The Pegasus Theatre (Θέατρο Πήγασος) is an association of professional and amateur actors. The repertoire is extensive and ranges from plays for children to the interpretation of classical Greek tragedies. The theatre is located in Agias Ekaterinis district, Katerini, Greece.

== History ==
Pegasus Theatre was officially founded in 1982 by students of the Drama School of the National Theatre of Northern Greece. As early as 1980, the first members of the theater started preparatory activities, so that in 2020 the 40th anniversary was celebrated. In the meantime many plays, written by domestic and foreign authors, have been performed.
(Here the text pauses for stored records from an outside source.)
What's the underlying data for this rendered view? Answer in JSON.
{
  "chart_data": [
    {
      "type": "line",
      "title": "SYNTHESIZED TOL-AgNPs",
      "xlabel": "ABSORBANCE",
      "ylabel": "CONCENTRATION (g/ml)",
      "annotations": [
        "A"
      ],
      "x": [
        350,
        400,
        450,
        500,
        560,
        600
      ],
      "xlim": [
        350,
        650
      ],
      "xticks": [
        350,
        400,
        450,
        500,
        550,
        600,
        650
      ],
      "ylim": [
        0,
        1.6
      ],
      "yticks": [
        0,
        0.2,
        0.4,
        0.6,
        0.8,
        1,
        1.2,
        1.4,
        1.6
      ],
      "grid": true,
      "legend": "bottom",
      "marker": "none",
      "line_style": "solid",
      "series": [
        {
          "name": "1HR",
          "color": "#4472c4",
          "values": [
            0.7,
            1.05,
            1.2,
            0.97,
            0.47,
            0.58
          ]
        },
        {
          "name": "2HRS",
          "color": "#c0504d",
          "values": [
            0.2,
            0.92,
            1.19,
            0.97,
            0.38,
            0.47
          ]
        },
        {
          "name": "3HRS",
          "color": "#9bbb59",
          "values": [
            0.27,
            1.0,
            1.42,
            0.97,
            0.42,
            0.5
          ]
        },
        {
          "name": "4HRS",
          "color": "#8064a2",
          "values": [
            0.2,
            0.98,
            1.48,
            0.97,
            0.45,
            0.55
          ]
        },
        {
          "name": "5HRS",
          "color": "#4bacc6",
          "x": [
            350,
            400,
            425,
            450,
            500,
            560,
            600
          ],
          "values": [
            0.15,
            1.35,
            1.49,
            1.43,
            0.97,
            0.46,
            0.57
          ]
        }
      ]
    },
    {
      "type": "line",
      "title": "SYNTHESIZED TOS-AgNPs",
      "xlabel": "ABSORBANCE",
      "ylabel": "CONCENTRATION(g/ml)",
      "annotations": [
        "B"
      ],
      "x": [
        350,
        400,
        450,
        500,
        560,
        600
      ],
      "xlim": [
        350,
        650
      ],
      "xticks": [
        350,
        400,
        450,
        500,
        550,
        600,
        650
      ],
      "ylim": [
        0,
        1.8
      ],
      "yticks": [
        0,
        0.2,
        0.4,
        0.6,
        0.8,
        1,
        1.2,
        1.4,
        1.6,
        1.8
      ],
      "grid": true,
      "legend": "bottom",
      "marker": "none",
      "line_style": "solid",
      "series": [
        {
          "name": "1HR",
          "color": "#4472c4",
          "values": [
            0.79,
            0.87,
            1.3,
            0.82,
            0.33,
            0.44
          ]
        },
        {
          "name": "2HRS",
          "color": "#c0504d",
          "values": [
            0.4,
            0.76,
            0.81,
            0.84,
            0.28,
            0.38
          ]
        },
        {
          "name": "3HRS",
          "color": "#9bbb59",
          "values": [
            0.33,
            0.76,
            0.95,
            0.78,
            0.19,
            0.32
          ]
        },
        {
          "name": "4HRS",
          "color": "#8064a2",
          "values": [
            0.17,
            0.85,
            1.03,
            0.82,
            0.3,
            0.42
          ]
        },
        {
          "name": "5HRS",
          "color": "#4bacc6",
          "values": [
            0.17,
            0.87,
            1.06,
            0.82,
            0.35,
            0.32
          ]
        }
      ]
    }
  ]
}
For example:

- Anton Tschechow
- Franz Kafka
- Dario Fo
- Aristophanes
- Sophokles
- Euripides

== Education ==
In addition to the operation of the theatre and the necessary rehearsals, emphasis is placed on the training of the next generation of actors. Divided by age, three groups were formed:
- Children (6 to 12 years)
- Teenagers (13 to 18 years)
- Adults

The children are introduced to the subject with games. Later they learn to use gestures and facial expressions and to improvise. For the teenagers, expression is honed, they are introduced to the art of acting and the history of theatre.

== Performances ==
The theatre group performs mainly in northern Greece, but has also had several performances in other parts of Greece. The adults perform usually two new plays annually. Pegasus Theatre takes place regularly as part of the Olympus Festival.